С вопросами о форме земли и о ее климатических зонах была связана проблема деления мира на массивы суши и пространства, покрытые водой. Для античных авторов была приемлема теория о двух океанах, омывавших землю, которые разграничивали ее на четыре части, из которых одна и была ойкуменой, подразделявшейся на Европу, Африку и Азию[392]. Христианские писатели чаще придерживались иной точки зрения, по которой от трех сыновей Ноя происходили люди в трех частях света. Исидор Севильский добавлял к ним четвертую часть (где возможно жили антиподы)[393]. Что же касается Беды, то, по словам исследователей, он был едва ли не единственным, кто излагал версию о четырех участках суши и двух океанах, заимствовав эти идеи из сочинения Макробия[394].
В средневековой литературе практически «общим» было представление о том, что в одной из сторон света (как правило, на востоке, в соответствии с Библией), находился Эдем, рай Адама и Евы. Оттуда проистекали великие реки — Фисон (Ганг), Геон (Нил), Тигр и Евфрат. В библейском переводе Иеронима, который использовал Беда, указание на восток как на местоположение рая отсутствовало[395]. В связи с этим англо-саксонский монах, говоря о том, что Эдем был создан Богом на земле, отмечал свое незнание того, где именно он был насажден. Беда писал: «не следует сомневаться в том, что рай... должен пониматься буквально, то есть как восхитительное место с тенистыми рощами плодовых деревьев, большое и изобильное великим источником.

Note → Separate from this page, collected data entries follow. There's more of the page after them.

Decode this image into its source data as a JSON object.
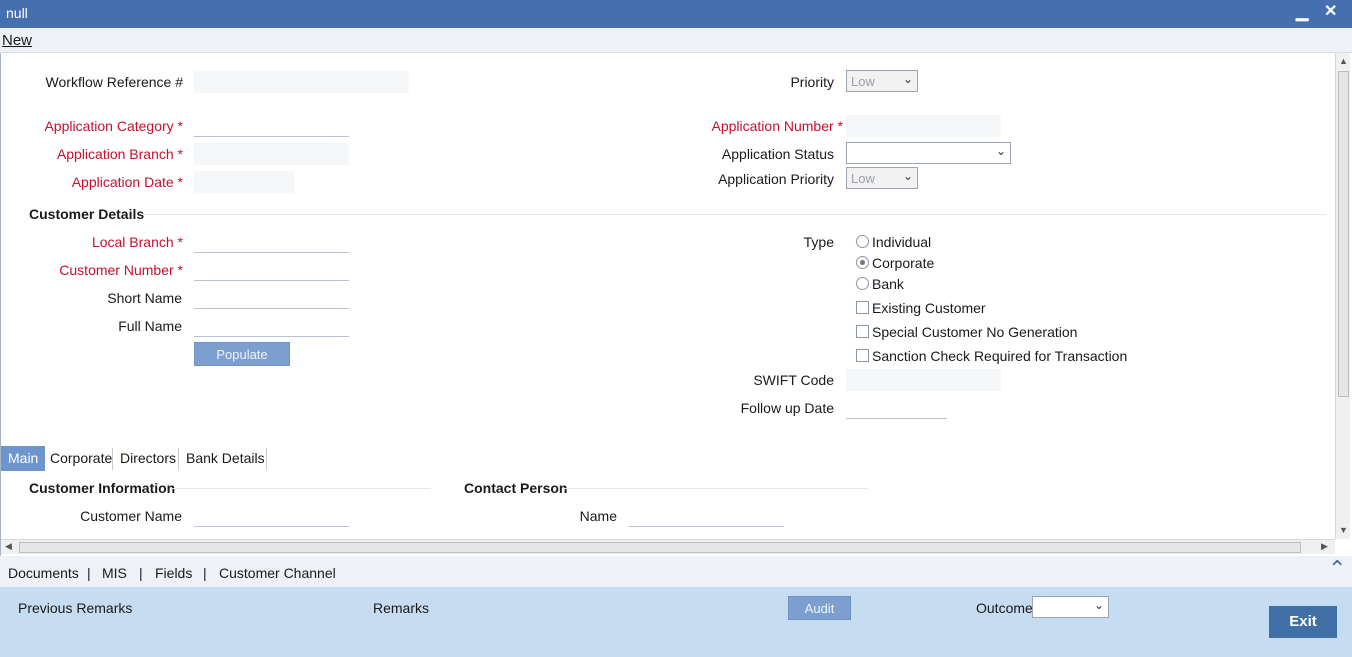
{
  "window": {
    "title": "null",
    "minimize_glyph": "▁",
    "close_glyph": "✕"
  },
  "menu": {
    "new_label": "New"
  },
  "form": {
    "workflow_ref_label": "Workflow Reference #",
    "priority_label": "Priority",
    "priority_value": "Low",
    "app_category_label": "Application Category",
    "app_number_label": "Application Number",
    "app_branch_label": "Application Branch",
    "app_status_label": "Application Status",
    "app_status_value": "",
    "app_date_label": "Application Date",
    "app_priority_label": "Application Priority",
    "app_priority_value": "Low",
    "required_mark": "*"
  },
  "customer_details": {
    "heading": "Customer Details",
    "local_branch_label": "Local Branch",
    "customer_number_label": "Customer Number",
    "short_name_label": "Short Name",
    "full_name_label": "Full Name",
    "populate_label": "Populate",
    "type_label": "Type",
    "type_options": [
      "Individual",
      "Corporate",
      "Bank"
    ],
    "type_selected": "Corporate",
    "existing_customer_label": "Existing Customer",
    "special_customer_label": "Special Customer No Generation",
    "sanction_check_label": "Sanction Check Required for Transaction",
    "swift_code_label": "SWIFT Code",
    "follow_up_date_label": "Follow up Date"
  },
  "tabs": [
    {
      "label": "Main",
      "active": true
    },
    {
      "label": "Corporate",
      "active": false
    },
    {
      "label": "Directors",
      "active": false
    },
    {
      "label": "Bank Details",
      "active": false
    }
  ],
  "main_tab": {
    "customer_info_heading": "Customer Information",
    "contact_person_heading": "Contact Person",
    "customer_name_label": "Customer Name",
    "name_label": "Name"
  },
  "links": [
    "Documents",
    "MIS",
    "Fields",
    "Customer Channel"
  ],
  "footer": {
    "previous_remarks_label": "Previous Remarks",
    "remarks_label": "Remarks",
    "audit_label": "Audit",
    "outcome_label": "Outcome",
    "outcome_value": "",
    "exit_label": "Exit"
  },
  "colors": {
    "titlebar": "#4470b0",
    "required": "#c8102e",
    "footer": "#c6dcf0",
    "exit_button": "#3f6fa5"
  }
}
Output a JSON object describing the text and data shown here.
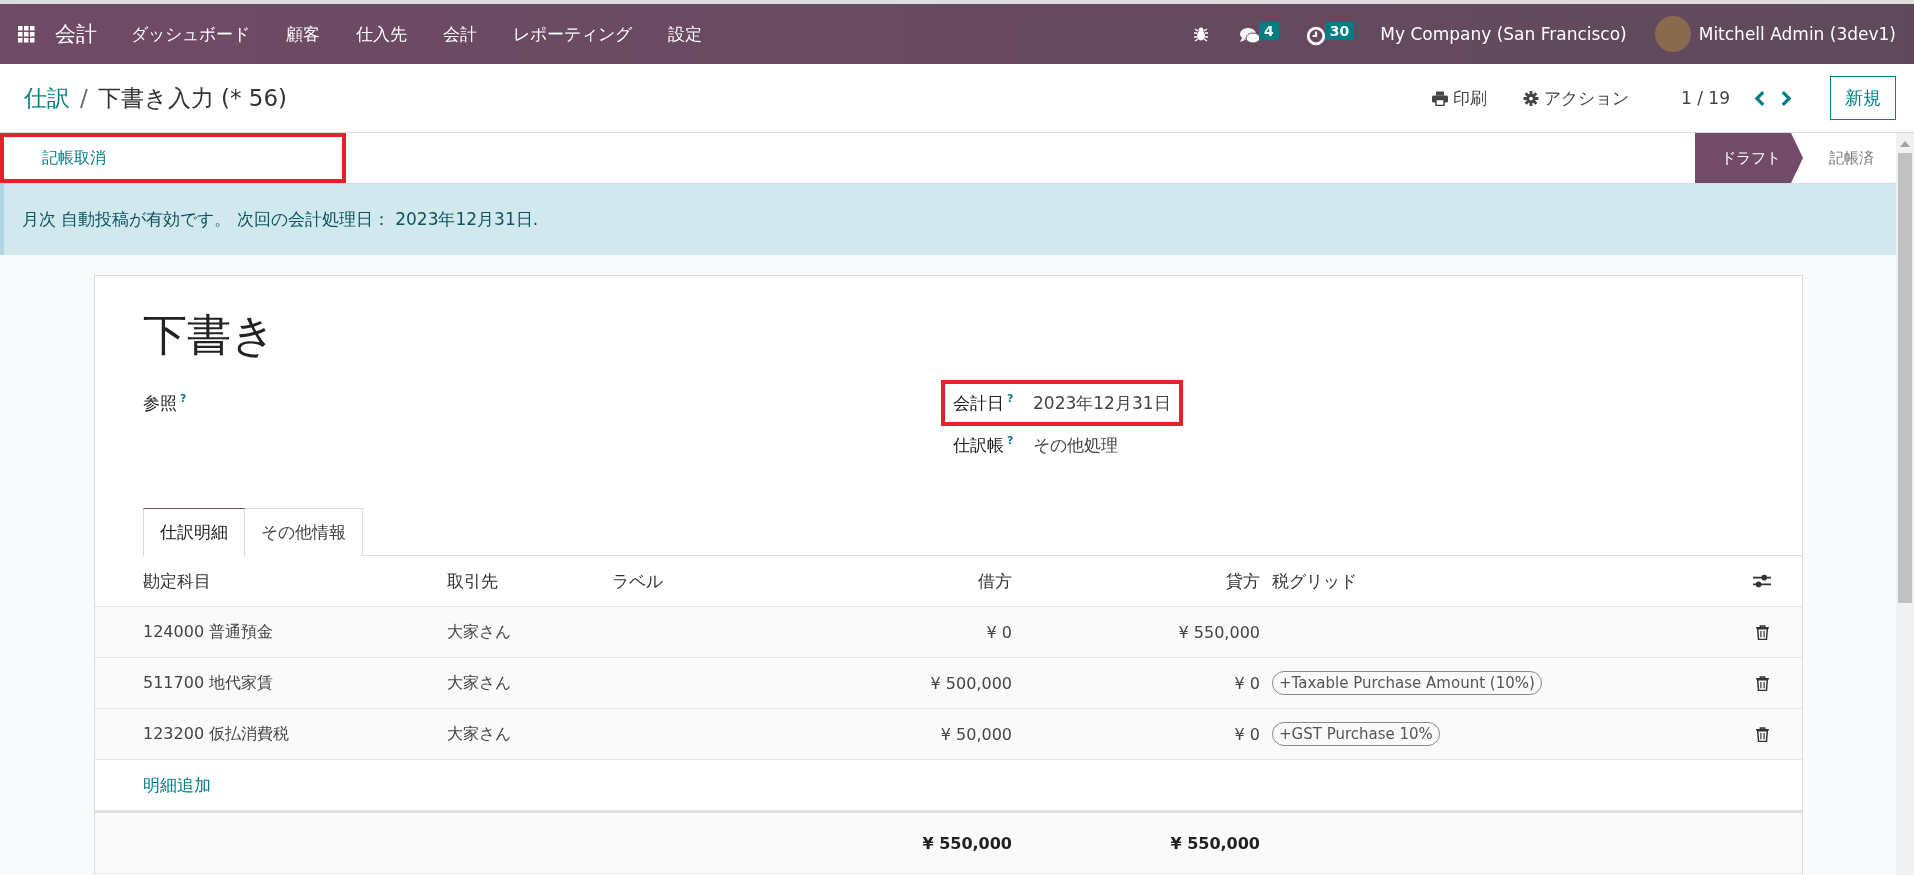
{
  "navbar": {
    "app_name": "会計",
    "menu": [
      "ダッシュボード",
      "顧客",
      "仕入先",
      "会計",
      "レポーティング",
      "設定"
    ],
    "messages_count": "4",
    "activities_count": "30",
    "company": "My Company (San Francisco)",
    "user": "Mitchell Admin (3dev1)"
  },
  "breadcrumb": {
    "parent": "仕訳",
    "separator": "/",
    "current": "下書き入力 (* 56)"
  },
  "control_panel": {
    "print": "印刷",
    "action": "アクション",
    "pager": "1 / 19",
    "new_button": "新規"
  },
  "statusbar": {
    "button": {
      "label": "記帳取消",
      "highlighted": true
    },
    "stages": [
      {
        "label": "ドラフト",
        "selected": true
      },
      {
        "label": "記帳済",
        "selected": false
      }
    ]
  },
  "alert": "月次 自動投稿が有効です。 次回の会計処理日： 2023年12月31日.",
  "form": {
    "title": "下書き",
    "left_fields": [
      {
        "label": "参照",
        "help": "?"
      }
    ],
    "right_fields": [
      {
        "label": "会計日",
        "help": "?",
        "value": "2023年12月31日",
        "highlighted": true
      },
      {
        "label": "仕訳帳",
        "help": "?",
        "value": "その他処理"
      }
    ],
    "tabs": [
      {
        "label": "仕訳明細",
        "selected": true
      },
      {
        "label": "その他情報",
        "selected": false
      }
    ],
    "table": {
      "columns": [
        "勘定科目",
        "取引先",
        "ラベル",
        "借方",
        "貸方",
        "税グリッド"
      ],
      "rows": [
        {
          "account": "124000 普通預金",
          "partner": "大家さん",
          "debit": "¥ 0",
          "credit": "¥ 550,000",
          "tax_tags": []
        },
        {
          "account": "511700 地代家賃",
          "partner": "大家さん",
          "debit": "¥ 500,000",
          "credit": "¥ 0",
          "tax_tags": [
            "+Taxable Purchase Amount (10%)"
          ]
        },
        {
          "account": "123200 仮払消費税",
          "partner": "大家さん",
          "debit": "¥ 50,000",
          "credit": "¥ 0",
          "tax_tags": [
            "+GST Purchase 10%"
          ]
        }
      ],
      "add_line": "明細追加",
      "total_debit": "¥ 550,000",
      "total_credit": "¥ 550,000"
    }
  }
}
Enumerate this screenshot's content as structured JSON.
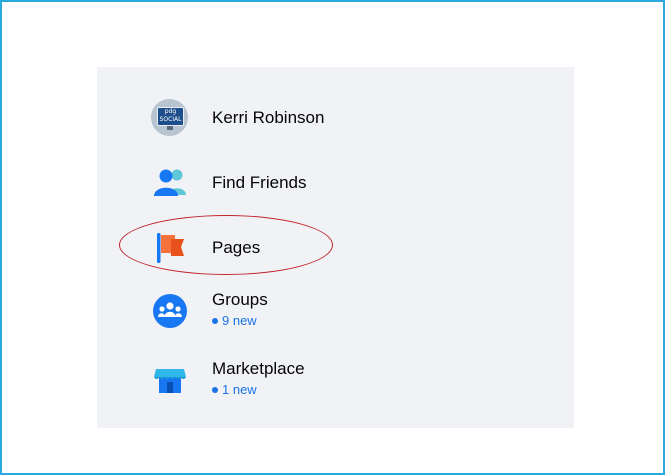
{
  "menu": {
    "items": [
      {
        "label": "Kerri Robinson",
        "icon": "profile-avatar-icon",
        "avatar_text_top": "pdg",
        "avatar_text_bottom": "SOCIAL"
      },
      {
        "label": "Find Friends",
        "icon": "friends-icon"
      },
      {
        "label": "Pages",
        "icon": "flag-icon"
      },
      {
        "label": "Groups",
        "icon": "groups-icon",
        "badge": "9 new"
      },
      {
        "label": "Marketplace",
        "icon": "marketplace-icon",
        "badge": "1 new"
      }
    ]
  },
  "colors": {
    "frame_border": "#29a9e0",
    "panel_bg": "#f0f2f5",
    "accent_blue": "#1b74e4",
    "highlight_ellipse": "#c0272d"
  }
}
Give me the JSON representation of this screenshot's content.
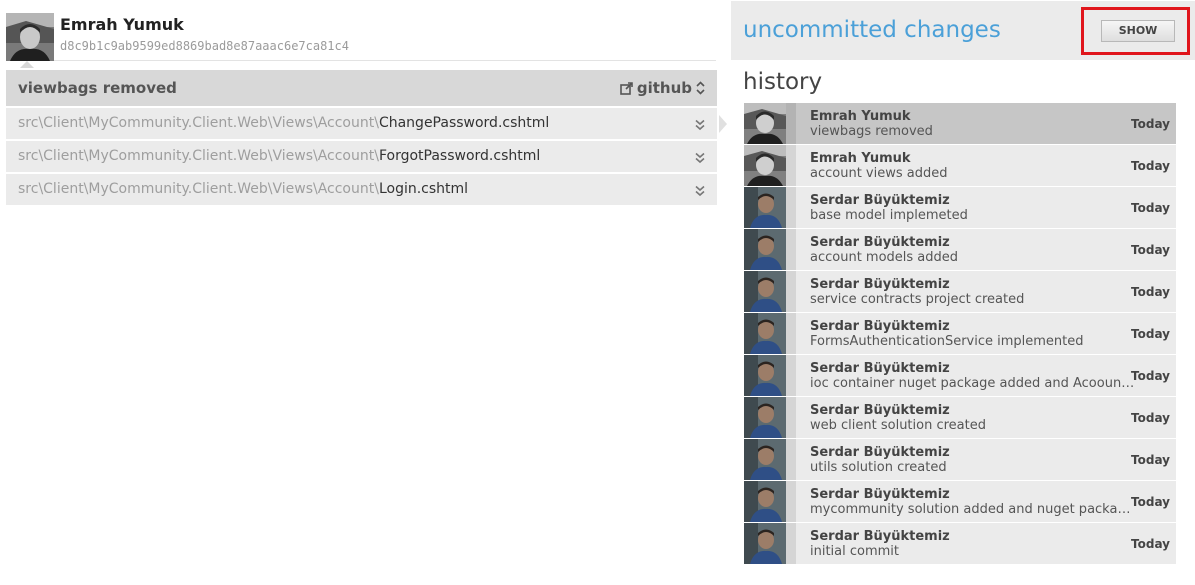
{
  "commit": {
    "author": "Emrah Yumuk",
    "sha": "d8c9b1c9ab9599ed8869bad8e87aaac6e7ca81c4",
    "message": "viewbags removed",
    "github_label": "github",
    "files": [
      {
        "dir": "src\\Client\\MyCommunity.Client.Web\\Views\\Account\\",
        "name": "ChangePassword.cshtml"
      },
      {
        "dir": "src\\Client\\MyCommunity.Client.Web\\Views\\Account\\",
        "name": "ForgotPassword.cshtml"
      },
      {
        "dir": "src\\Client\\MyCommunity.Client.Web\\Views\\Account\\",
        "name": "Login.cshtml"
      }
    ]
  },
  "uncommitted": {
    "title": "uncommitted changes",
    "show_label": "SHOW"
  },
  "history": {
    "title": "history",
    "items": [
      {
        "author": "Emrah Yumuk",
        "message": "viewbags removed",
        "date": "Today",
        "avatar": "emrah",
        "selected": true
      },
      {
        "author": "Emrah Yumuk",
        "message": "account views added",
        "date": "Today",
        "avatar": "emrah",
        "selected": false
      },
      {
        "author": "Serdar Büyüktemiz",
        "message": "base model implemeted",
        "date": "Today",
        "avatar": "serdar",
        "selected": false
      },
      {
        "author": "Serdar Büyüktemiz",
        "message": "account models added",
        "date": "Today",
        "avatar": "serdar",
        "selected": false
      },
      {
        "author": "Serdar Büyüktemiz",
        "message": "service contracts project created",
        "date": "Today",
        "avatar": "serdar",
        "selected": false
      },
      {
        "author": "Serdar Büyüktemiz",
        "message": "FormsAuthenticationService implemented",
        "date": "Today",
        "avatar": "serdar",
        "selected": false
      },
      {
        "author": "Serdar Büyüktemiz",
        "message": "ioc container nuget package added and Acoount Controller",
        "date": "Today",
        "avatar": "serdar",
        "selected": false
      },
      {
        "author": "Serdar Büyüktemiz",
        "message": "web client solution created",
        "date": "Today",
        "avatar": "serdar",
        "selected": false
      },
      {
        "author": "Serdar Büyüktemiz",
        "message": "utils solution created",
        "date": "Today",
        "avatar": "serdar",
        "selected": false
      },
      {
        "author": "Serdar Büyüktemiz",
        "message": "mycommunity solution added and nuget package restore enabled",
        "date": "Today",
        "avatar": "serdar",
        "selected": false
      },
      {
        "author": "Serdar Büyüktemiz",
        "message": "initial commit",
        "date": "Today",
        "avatar": "serdar",
        "selected": false
      }
    ]
  },
  "colors": {
    "accent": "#4ba0d8",
    "highlight": "#e0161c",
    "selected_row": "#c6c6c6",
    "row": "#ebebeb"
  },
  "icons": {
    "external_link": "external-link-icon",
    "select_arrows": "chevron-up-down-icon",
    "expand": "double-chevron-down-icon"
  }
}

О нем в нашей редакции (editio) [Библии][396], которая была истинно переведена с еврейского, сказано: «от начала», а в древнем переводе значится «на востоке»; поэтому некоторые хотят, чтобы в восточной части земного шара был расположен рай, хотя бы и сокрытый ото всех регионов, которые ныне населяет человеческий род, расстоянием огромной протяженности или Океана, или земель. Там не смогли до него добраться воды потопа, которые высоко залили всю поверхность земного шара. Но, так или иначе, — Бог знает, нам же не позволено усомниться, что такое место было и есть на земле»[397]. Его удаленность косвенно подтверждалась тем, что четыре далеко отстоящих друг от друга реки имели общий исток в раю и часть их русла была скрыта под землей.